Screening for autism spectrum disorder (ASD) during well-child pediatric check-ups reduces the age of
diagnosis, allowing more time for critical early intervention. Furthermore, universal screening mitigates
disparities in the age of diagnosis for minorities, and has been demonstrated to be feasible in community-
based primary care settings. However, limited follow-up of toddlers who screened negative is a notable gap in
the literature that contributed to the United States Preventive Services Task Force’s (USPSTF) determination
of insufficient evidence to recommend universal ASD screening at present. Follow-up of children who are not
identified at risk is cost- and labor-intensive, but is critical to determine the sensitivity of toddler ASD screening.

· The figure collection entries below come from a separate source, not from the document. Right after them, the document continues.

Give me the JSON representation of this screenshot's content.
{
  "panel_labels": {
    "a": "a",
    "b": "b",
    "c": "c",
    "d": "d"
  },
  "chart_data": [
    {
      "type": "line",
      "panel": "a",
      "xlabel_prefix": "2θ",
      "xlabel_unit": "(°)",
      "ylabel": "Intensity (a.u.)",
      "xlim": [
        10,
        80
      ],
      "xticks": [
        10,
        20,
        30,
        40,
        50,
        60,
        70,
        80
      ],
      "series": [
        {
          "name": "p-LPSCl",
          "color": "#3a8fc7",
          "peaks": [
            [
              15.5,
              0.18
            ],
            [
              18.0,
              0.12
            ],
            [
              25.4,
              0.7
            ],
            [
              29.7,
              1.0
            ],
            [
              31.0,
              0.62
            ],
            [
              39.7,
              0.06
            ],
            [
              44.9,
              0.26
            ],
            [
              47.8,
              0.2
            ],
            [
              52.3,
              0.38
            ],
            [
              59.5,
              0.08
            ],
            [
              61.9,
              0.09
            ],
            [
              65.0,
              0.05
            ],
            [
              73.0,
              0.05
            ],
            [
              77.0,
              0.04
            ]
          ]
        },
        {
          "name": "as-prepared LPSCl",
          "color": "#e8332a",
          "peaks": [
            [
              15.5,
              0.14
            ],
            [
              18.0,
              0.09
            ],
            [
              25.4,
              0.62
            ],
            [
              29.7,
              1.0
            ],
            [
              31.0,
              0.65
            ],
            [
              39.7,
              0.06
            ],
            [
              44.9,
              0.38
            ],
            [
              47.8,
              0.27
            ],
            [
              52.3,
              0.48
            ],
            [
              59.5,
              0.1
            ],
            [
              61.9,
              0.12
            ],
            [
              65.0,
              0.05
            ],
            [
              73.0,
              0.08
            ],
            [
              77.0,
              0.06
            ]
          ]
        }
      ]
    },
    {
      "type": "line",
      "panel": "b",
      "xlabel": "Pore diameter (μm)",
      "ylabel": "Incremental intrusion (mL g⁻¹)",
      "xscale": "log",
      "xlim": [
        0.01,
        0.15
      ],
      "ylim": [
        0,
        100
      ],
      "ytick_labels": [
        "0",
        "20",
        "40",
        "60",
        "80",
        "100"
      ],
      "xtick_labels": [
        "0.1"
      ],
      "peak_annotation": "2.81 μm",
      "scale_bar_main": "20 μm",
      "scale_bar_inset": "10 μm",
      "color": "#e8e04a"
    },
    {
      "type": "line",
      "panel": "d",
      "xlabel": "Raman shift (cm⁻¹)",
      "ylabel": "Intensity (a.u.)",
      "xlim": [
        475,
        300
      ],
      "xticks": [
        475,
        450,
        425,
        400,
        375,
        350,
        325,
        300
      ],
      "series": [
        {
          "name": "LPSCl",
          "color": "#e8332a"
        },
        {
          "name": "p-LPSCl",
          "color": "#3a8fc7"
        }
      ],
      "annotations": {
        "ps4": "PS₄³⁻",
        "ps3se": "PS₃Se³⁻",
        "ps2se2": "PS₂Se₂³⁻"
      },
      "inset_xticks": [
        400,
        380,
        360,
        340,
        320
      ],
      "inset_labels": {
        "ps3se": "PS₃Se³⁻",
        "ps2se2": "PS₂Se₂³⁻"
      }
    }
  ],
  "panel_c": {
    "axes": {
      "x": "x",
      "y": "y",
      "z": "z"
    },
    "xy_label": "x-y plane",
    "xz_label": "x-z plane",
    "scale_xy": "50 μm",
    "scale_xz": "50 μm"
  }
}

This study will be among the first to use rigorous prospective detection strategies in a large, low-risk sample
that previously had concurrent detection. The goal of the proposed study is to find missed cases by
rescreening children who were not identified with ASD during the course of three prior screening studies that
administered the Modified Checklist for Autism in Toddlers, Revised, with Follow-Up during toddler well child
visits. This includes those who screened negative as toddlers, as well as children who screened positive but
either were lost to follow-up or were evaluated and not diagnosed with ASD. The specific aims are to measure
prospective sensitivity using rigorous case confirmation for potential missed cases. We will identify patterns in
toddler screening outcomes for these missed cases; we predict that children whose first screen was younger
and those who did not complete multiple screens are more likely to be missed cases compared to those
screened at older toddler visits and rescreened by age three. Finally, we will examine whether missed cases
are more likely to have milder ASD symptoms, greater likelihood of psychiatric comorbidities, and be female
compared to children who demonstrated risk as toddlers but were not diagnosed with ASD until they were
older. Although these characteristics have been hypothesized, rigorous evidence is lacking to demonstrate
differences between children with ASD missed by toddler screening. The majority of the multi-site sample (total
n = 8,751) screened negative at one or more pediatric visits between 1 and 3 years old (n = 8,091). In addition,
we will rescreen children who screened positive but did not attend the evaluation (n = 426), which often signals
lack of parent concern, and children evaluated and classified as nonASD (n = 234), who may have developed
clinically significant ASD symptoms as they aged. Parents will be invited to enroll and rescreen their child, now
7-14 years old, using a secure web-based portal. All at risk children, and a random sample of low-risk cases,
will be invited for a comprehensive, research-reliable evaluation; final ASD outcomes will be used to calculate
prospective sensitivity, which will be compared to literature reporting sensitivity based on record review
strategies. Results of this proposed study will directly address a gap identified by the USPSTF, and will
address the Interagency Autism Coordinating Committee’s Question 1 about early detection of ASD.